Así el Decreto de mayo de 1931 contemplaba la posibilidad de que la mujer por primera vez democráticamente accediera a la cámara de los Diputados, y fueron dos mujeres las elegidas: Clara Campoamor por el Partido Radical y Victoria Kemp por el Partido Radical Socialista. El enfrentamiento entre ambas viene planteado porque, mientras Clara Campoamor es abiertamente partidaria de igualar a la mujer al hombre en todos sus derechos, tendría que enfrentarse no sólo a diputados como Ayuso quien manifiesta que "las mujeres nunca podrían formar gobierno porque surgiría una crisis cada mes", sino incluso a otra mujer como Victoria Kemp que defendía aplazar su concesión.Su idea era concisa: la mujer hispánica históricamente era el recipiente de los más retrógados sentimientos y el arma de que se valen los hombres reaccionarios y los católicos a ultranza; por eso Victoria Kemp defendía que antes de dar el voto a la mujer era necesario educarla para ello; su idea se resumía en una frase: "no es cuestión de capacidad; es cuestión de oportunidad para la República". Después de un arduo debate, Clara Campoamor logró su propósito por 161 votos a 121, y por primera vez en España, un texto constitucional recoge el derecho al voto de todos los españoles, hombres y mujeres.

Salu2

Anónimo dijo...

¡Hola chic@s! ¡Por fin me animé! Bravo por vuestro blog, que lo sigo desde el principio.
Mi duda es: Tengo entendido que además de los gananciales, la mujer no podía disponer libremente ni de sus bienes privativos, ¿es así?
Besitos (pero muchos)

Bird dijo...

Bienvenida, L`Or.

Fíjate lo que decía el Código Civil antes de la reforma del 75 (literal):

EL MARIDO DEBE PROTEGER A LA MUJER, Y ÉSTA OBEDECER AL MARIDO.

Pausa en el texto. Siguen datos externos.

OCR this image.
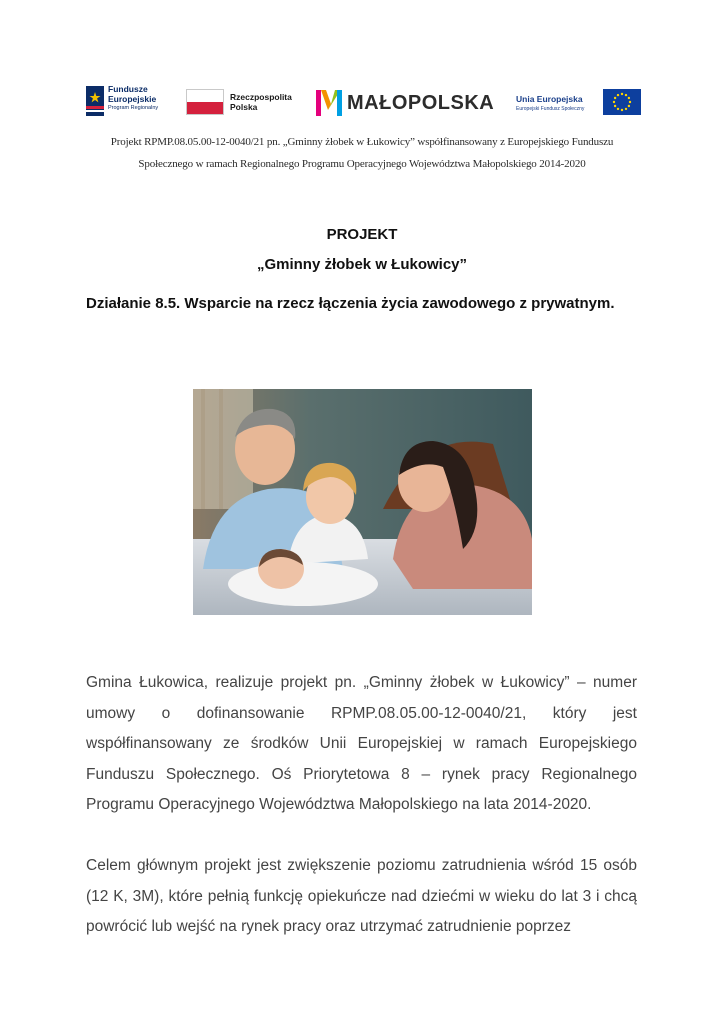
Fundusze
Europejskie
Program Regionalny
Rzeczpospolita
Polska	MAŁOPOLSKA	Unia Europejska
Europejski Fundusz Społeczny
Projekt RPMP.08.05.00-12-0040/21 pn. „Gminny żłobek w Łukowicy” współfinansowany z Europejskiego Funduszu
Społecznego w ramach Regionalnego Programu Operacyjnego Województwa Małopolskiego 2014-2020
PROJEKT
„Gminny żłobek w Łukowicy”
Działanie 8.5. Wsparcie na rzecz łączenia życia zawodowego z prywatnym.
Gmina Łukowica, realizuje projekt pn. „Gminny żłobek w Łukowicy” – numer umowy o dofinansowanie RPMP.08.05.00-12-0040/21, który jest współfinansowany ze środków Unii Europejskiej w ramach Europejskiego Funduszu Społecznego. Oś Priorytetowa 8 – rynek pracy Regionalnego Programu Operacyjnego Województwa Małopolskiego na lata 2014-2020.
Celem głównym projekt jest zwiększenie poziomu zatrudnienia wśród 15 osób (12 K, 3M), które pełnią funkcję opiekuńcze nad dziećmi w wieku do lat 3 i chcą powrócić lub wejść na rynek pracy oraz utrzymać zatrudnienie poprzez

EL MARIDO ES EL ADMINISTRADOR DE LOS BIENES DE LA SOCIEDAD CONYUGAL.

LA MUJER ESTÁ OBLIGADO A SEGUIR AL MARIDO DONDE QUIERA QUE FIJE SU RESIDENCIA.

EL MARIDO ES EL REPRESENTANTE DE SU MUJER.

TAMPOCO PUEDE LA MUJER, SIN LICENCIA O PODER DE SU MARIDO, ADQUIRIR POR TÍTULO ONEROSO NI LUCRATIVO, ENAJENAR SUS BIENES, NI OBLIGARSE, SINO EN LOS CASOS Y CON LAS LIMITACIONES ESTABLECIDAS EN LA LEY.

Eso es lo que había.

Anónimo dijo...

¡Me lo temía!. Gracias, Bird.
Idea para otro día: ¿Cómo se penalizaba el adulterio?

Anónimo dijo...

¡Me lo temía!. Gracias, Bird.
Idea para otro día: ¿Cómo se penalizaba el adulterio?